Stethoscope with indian rupees

Richard Scheffler University of California, Berkeley

 

This rather clever paper by Kate Barasz and Peter Ubel has us think about the way a consumer must address the trade off between quality and price. To do this, they set up a very interesting comparison between shopping for a car and shopping for your hip. They do this, of course, tongue in cheek, realizing these are two very different kinds of good, but setting it up this way enables them to let the reader known how different the market is for healthcare. Of course when you buy a car you can easily obtain a consumer rating, manufacturer’s guarantee, and you can test drive it for yourself. Your hip is another matter: although there are ratings of quality, you cannot try it on.

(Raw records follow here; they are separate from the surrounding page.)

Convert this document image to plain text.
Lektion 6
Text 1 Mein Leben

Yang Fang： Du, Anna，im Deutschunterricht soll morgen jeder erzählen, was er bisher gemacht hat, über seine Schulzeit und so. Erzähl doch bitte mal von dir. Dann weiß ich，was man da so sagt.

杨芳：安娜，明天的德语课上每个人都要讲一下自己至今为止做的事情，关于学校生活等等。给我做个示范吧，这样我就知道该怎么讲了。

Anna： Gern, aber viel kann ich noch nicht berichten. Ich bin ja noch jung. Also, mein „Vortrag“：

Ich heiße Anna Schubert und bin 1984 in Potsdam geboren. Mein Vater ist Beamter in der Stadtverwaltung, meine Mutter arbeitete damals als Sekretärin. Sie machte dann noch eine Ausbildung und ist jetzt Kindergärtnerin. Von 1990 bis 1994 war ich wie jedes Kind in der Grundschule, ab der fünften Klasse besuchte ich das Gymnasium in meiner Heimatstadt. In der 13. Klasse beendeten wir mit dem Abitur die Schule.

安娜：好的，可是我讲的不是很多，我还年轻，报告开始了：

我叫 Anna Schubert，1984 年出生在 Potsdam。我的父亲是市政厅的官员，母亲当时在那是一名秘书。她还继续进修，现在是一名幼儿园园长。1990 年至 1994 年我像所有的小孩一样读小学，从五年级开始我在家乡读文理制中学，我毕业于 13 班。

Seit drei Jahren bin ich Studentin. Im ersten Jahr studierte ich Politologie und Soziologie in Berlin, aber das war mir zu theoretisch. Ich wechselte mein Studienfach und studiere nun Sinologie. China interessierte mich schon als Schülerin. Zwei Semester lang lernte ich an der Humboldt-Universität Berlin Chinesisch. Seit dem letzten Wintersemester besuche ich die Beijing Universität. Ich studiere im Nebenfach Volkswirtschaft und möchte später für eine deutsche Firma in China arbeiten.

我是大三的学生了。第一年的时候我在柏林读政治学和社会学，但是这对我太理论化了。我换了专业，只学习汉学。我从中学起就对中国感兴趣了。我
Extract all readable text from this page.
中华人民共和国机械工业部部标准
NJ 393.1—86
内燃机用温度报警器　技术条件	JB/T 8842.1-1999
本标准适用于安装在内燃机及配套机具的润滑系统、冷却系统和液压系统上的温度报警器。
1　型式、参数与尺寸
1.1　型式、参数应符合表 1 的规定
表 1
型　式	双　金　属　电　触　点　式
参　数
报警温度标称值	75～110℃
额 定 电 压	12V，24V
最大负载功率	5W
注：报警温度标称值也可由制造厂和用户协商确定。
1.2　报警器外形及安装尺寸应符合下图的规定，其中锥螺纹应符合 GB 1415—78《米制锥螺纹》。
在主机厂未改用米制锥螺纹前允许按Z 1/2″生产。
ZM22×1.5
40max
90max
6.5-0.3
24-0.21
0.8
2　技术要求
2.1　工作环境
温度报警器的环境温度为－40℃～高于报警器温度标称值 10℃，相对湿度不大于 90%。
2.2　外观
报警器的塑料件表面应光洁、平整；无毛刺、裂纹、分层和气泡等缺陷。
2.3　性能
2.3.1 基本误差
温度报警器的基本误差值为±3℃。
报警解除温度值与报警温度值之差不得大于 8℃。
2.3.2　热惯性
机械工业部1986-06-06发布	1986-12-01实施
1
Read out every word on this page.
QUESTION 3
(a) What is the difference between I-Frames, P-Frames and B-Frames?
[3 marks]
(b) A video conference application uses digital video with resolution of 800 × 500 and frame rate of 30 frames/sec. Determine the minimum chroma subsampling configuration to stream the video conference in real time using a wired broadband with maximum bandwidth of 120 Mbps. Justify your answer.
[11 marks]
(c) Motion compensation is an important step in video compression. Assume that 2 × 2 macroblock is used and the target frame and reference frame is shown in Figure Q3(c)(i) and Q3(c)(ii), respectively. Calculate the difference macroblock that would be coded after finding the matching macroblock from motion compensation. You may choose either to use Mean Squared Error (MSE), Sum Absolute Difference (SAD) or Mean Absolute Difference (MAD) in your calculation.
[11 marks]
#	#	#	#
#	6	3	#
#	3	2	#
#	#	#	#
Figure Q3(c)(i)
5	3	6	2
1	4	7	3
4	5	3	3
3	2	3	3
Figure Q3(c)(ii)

The other thing you will learn by reading this paper is the enormous progress that has been made in the healthcare field in providing consumer information on the prices and quality on the services they use, in the United States and England in particular. There is now a vast amount of information that consumers can use to “shop” for the healthcare services that they need. This paper lets you know where to find this information. This seems all good – but is it? Do consumers really know how to shop for healthcare? Are they fooled by bedside manner, better hospital food, and free parking? Do they know how to process the vast amounts of data and information on health care prices and quality indicators? Will they spend the needed time – or will they be overwhelmed and just ask the doctor? This paper raises all these issues in a novel way which is very insightful.

This is all well and good but do you actually believe that consumers will understand what quality means? Do they know a better hip surgery from a worse one? Or a high quality bypass surgery? Even if we use “star” ratings, would they pick two stars rather than three stars for a heart surgery? Some might, but would you? I doubt it. The question is it worth your life or your ability to walk. Can consumers make this tradeoff? Do we really want them to?

The equity issues are abusive. Higher income people can pay more in the US and get better quality care. The approach the authors suggest ignores this issue. They are mistaken. They need to think about it again – equity and fairness in health care really matters. What they suggest is just unfair.

These are difficult questions and need to be researched. How is quality measured? Are the measures reliable and understandable? The authors are silent on this. But they must speak out – the devil is in the details.

The paper also makes us aware of something we know from behavioral economics: that the framing of a question and the context in particular matters. So it is not only information on quality of healthcare and the price that consumer looks at and trades off, but how this information is actually provided to the consumer – in other words, context. The authors point out something that is important for all those who are interested in how consumers shop: that the context of the information may in fact produce the result. Therefore, they end with a plea for more research and work to be done on context and how the information on quality and price are presented to the consumer.

One can only hope that others will follow up. Consumer driven healthcare is here to stay, at least for a while.